Kira esasına göre ecrimisil belirlenmesinde dava konusu taşınmazın niteliğine uygun emsal kira sözleşmelerinin ibrazı için taraflara süre verilmeli ve emsal sözleşmeler celbedilmeli ve keşif esnasında bilirkişilerce re’sen emsal araştırması yapılıp, rayiç belirlenip somut veriler toplandıktan sonra ecrimisil istenen ilk dönem aylık kira parası belirlenip bu bedele sonraki dönemin ÜFE’nin tamamı yansıtılmak suretiyle sonraki dönemler ve toplam ecrimisile hükmolunur.
Somut olayada; yukarıda açıklanan ilke ve esaslar daireisinde deliller tam olarak toplanmamış, hükme esas alınan bilirkişi raporu soyut ve genel ifadelere dayalı olup hüküm kurmaya elverişli değildir.
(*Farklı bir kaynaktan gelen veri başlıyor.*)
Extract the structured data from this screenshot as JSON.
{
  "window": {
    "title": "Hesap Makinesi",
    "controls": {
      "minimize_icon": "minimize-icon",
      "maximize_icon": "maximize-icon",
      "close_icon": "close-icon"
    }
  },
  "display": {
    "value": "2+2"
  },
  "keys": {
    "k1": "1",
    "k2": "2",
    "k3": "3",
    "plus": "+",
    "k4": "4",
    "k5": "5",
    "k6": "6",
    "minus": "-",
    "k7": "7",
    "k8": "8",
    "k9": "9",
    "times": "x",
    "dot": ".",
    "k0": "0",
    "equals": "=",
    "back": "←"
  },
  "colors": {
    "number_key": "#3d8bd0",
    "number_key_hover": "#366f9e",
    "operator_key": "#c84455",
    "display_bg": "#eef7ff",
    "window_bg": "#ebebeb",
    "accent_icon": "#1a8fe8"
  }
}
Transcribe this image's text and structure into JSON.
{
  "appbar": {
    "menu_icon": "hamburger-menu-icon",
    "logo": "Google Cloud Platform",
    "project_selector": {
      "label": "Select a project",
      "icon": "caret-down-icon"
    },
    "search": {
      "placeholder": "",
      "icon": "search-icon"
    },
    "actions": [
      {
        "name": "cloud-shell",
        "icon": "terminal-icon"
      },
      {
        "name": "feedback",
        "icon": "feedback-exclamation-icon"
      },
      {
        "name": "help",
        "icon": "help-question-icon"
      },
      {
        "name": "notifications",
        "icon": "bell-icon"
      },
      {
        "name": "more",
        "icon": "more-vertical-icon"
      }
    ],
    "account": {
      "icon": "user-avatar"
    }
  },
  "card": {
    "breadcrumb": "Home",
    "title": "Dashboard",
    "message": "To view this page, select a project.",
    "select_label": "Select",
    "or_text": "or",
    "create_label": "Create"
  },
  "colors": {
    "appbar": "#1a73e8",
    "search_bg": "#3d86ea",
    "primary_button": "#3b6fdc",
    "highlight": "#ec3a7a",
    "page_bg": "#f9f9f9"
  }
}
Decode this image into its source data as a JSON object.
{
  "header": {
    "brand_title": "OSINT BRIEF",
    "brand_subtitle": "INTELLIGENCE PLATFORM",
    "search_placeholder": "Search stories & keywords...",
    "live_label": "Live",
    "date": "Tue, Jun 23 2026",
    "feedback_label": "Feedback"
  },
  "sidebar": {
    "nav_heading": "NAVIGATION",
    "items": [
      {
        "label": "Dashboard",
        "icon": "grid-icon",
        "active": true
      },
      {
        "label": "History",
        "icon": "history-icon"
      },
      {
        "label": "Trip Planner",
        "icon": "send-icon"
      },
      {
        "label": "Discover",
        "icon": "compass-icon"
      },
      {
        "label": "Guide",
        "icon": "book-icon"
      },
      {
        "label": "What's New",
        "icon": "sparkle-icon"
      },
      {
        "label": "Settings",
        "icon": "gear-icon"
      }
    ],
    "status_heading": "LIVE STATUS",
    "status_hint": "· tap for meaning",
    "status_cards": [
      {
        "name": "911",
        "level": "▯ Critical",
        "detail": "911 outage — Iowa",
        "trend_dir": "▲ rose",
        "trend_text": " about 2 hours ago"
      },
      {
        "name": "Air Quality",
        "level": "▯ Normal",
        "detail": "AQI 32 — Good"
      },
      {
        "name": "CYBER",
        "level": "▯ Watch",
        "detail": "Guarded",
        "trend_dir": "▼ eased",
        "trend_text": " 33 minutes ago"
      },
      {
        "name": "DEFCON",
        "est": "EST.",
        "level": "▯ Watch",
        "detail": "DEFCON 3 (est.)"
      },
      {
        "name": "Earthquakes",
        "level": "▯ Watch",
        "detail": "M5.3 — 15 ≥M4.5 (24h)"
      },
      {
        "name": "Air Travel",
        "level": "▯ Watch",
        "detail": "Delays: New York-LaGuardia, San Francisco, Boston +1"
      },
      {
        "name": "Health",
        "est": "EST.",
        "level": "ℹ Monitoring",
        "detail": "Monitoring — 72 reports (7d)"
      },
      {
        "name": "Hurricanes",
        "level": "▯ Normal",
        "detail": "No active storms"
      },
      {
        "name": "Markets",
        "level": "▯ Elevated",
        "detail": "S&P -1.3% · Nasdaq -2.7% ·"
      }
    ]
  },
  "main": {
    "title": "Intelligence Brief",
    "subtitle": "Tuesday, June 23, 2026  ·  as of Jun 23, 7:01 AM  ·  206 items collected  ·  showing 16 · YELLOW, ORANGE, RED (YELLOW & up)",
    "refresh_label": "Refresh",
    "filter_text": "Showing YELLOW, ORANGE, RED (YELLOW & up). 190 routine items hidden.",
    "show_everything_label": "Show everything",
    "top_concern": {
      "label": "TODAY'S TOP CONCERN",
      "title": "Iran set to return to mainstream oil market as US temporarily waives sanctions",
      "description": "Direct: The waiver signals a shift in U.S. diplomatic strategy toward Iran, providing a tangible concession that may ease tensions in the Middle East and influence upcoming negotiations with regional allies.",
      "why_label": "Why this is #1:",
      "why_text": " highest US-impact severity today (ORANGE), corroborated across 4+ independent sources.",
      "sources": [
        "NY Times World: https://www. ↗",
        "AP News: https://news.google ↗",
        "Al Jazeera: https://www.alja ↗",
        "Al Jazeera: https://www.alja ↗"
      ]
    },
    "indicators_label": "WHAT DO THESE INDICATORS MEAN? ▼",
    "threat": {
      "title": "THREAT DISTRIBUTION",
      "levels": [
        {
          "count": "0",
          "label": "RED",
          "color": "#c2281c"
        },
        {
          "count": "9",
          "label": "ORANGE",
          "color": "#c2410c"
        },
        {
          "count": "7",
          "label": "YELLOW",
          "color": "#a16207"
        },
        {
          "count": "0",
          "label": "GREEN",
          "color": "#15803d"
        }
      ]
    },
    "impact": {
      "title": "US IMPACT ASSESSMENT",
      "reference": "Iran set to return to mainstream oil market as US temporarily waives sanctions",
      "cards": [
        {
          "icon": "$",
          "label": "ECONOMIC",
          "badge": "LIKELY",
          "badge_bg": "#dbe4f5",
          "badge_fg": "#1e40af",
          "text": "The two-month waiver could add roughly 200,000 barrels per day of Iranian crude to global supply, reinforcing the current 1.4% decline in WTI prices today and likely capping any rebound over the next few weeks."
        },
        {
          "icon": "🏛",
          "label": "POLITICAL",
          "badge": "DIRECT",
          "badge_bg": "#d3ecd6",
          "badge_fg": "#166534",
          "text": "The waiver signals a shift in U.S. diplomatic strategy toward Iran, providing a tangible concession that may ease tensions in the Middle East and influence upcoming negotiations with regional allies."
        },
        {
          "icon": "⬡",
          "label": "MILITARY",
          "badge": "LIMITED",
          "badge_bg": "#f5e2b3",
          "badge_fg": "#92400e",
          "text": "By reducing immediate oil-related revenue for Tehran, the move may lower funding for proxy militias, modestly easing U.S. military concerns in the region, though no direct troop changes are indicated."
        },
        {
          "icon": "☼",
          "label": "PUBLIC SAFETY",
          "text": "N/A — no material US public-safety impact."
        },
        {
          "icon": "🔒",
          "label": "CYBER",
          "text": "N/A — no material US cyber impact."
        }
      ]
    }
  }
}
Davalı tarafın bu yöne ilişkin temyiz itirazlarının kabulu gerekmiştir.
Bu itibarla yukarıda açıklanan esaslar gözönünde tutulmaksızın yazılı şekilde hüküm tesisi isabetsiz, temyiz itirazları bu nedenlerle yerinde olduğundan kabulü ile hükmün HUMK.nun 428. maddesi gereğince BOZULMASINA ve peşin alınan temyiz harcının istek halinde temyiz edene iadesine, 31.10.2011 tarihinde oybirliğiyle karar verildi.